⑥校正をする。(誤字、表記等のチェック)

⑥清書をする。

⑦互いの作品を読み合う。

※①~⑥で、教師が準備するのは以下のものです。
・絵本
・付箋
・文章の中心として書いた短い文
・文章の構成メモ(プロット)
・下書きモデル
・下書きに修正を加えているモデル
・修正後の完成文モデル

ここまでは、全体指導になりますが、書くことに苦手意識がある子については、さらに個別の支援が必要になります。
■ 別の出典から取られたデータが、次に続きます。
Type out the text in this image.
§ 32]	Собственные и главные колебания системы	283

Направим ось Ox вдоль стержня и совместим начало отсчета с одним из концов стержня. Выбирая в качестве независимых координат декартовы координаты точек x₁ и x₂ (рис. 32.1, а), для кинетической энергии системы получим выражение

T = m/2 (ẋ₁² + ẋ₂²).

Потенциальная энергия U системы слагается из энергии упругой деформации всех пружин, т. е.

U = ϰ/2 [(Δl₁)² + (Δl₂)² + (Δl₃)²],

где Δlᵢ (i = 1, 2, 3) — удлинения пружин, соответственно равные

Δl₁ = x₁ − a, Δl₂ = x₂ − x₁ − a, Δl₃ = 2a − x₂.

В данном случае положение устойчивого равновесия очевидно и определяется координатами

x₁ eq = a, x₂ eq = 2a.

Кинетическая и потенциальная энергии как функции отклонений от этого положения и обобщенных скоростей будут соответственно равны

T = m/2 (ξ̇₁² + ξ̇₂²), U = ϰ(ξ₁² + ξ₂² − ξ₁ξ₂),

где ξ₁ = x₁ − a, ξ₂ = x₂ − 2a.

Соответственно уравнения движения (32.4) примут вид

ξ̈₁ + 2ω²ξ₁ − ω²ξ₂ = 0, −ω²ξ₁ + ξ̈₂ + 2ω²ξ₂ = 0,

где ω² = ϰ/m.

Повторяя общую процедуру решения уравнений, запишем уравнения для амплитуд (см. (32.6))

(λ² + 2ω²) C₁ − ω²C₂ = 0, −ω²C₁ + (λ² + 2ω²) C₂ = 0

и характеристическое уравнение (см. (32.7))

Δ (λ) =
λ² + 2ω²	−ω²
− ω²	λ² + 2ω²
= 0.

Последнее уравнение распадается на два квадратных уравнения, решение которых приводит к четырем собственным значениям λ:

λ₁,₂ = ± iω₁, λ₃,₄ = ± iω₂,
自分がこれまでにとってきた方法で最も有効だったのは1対1のインタビュー形式で聞き出すことです。
・この話は好き?/嫌い?
・どんなところが好き?/嫌い?
・どこがおもしろいと思った?
・好きな登場人物はいる?
・自分と似ているところはある?
・自分だったらどうする?
・前に読んだ本と似ているところはある?
・印象に残った言葉はある?
・初めて知ったことはある?
・不思議に思ったことは?
・質問したいことは?
・この本から学べることはある?

などの中から、いくつかの質問をしていきます。その子が詳しく話せるものがあれば、メモを取りながらどんどん聞き出していきます。インタビューが終わったら、「こんなに書けそうなことが見つかったよ」と教師が書いたメモを渡し、その中から書きたいこと(書けそうなこと)を選べるようにします。

★以下の部分は、編集者のリクエストで追加に書いてもらった分です。
 ライティング・ワークショップ/作家の時間に精通している人なら、簡単にできることですが、そうでない人にとっては、このかなり親切な説明でもなかなか効果的にはできないかもしれません。それほど、イベントして書いたり、読んだりするのではなく、継続的に書き、そして読み続けることが大事だということだと思います。しかし、読書感想文は年に1回のイベントであり続けるところが最大の問題かもしれません。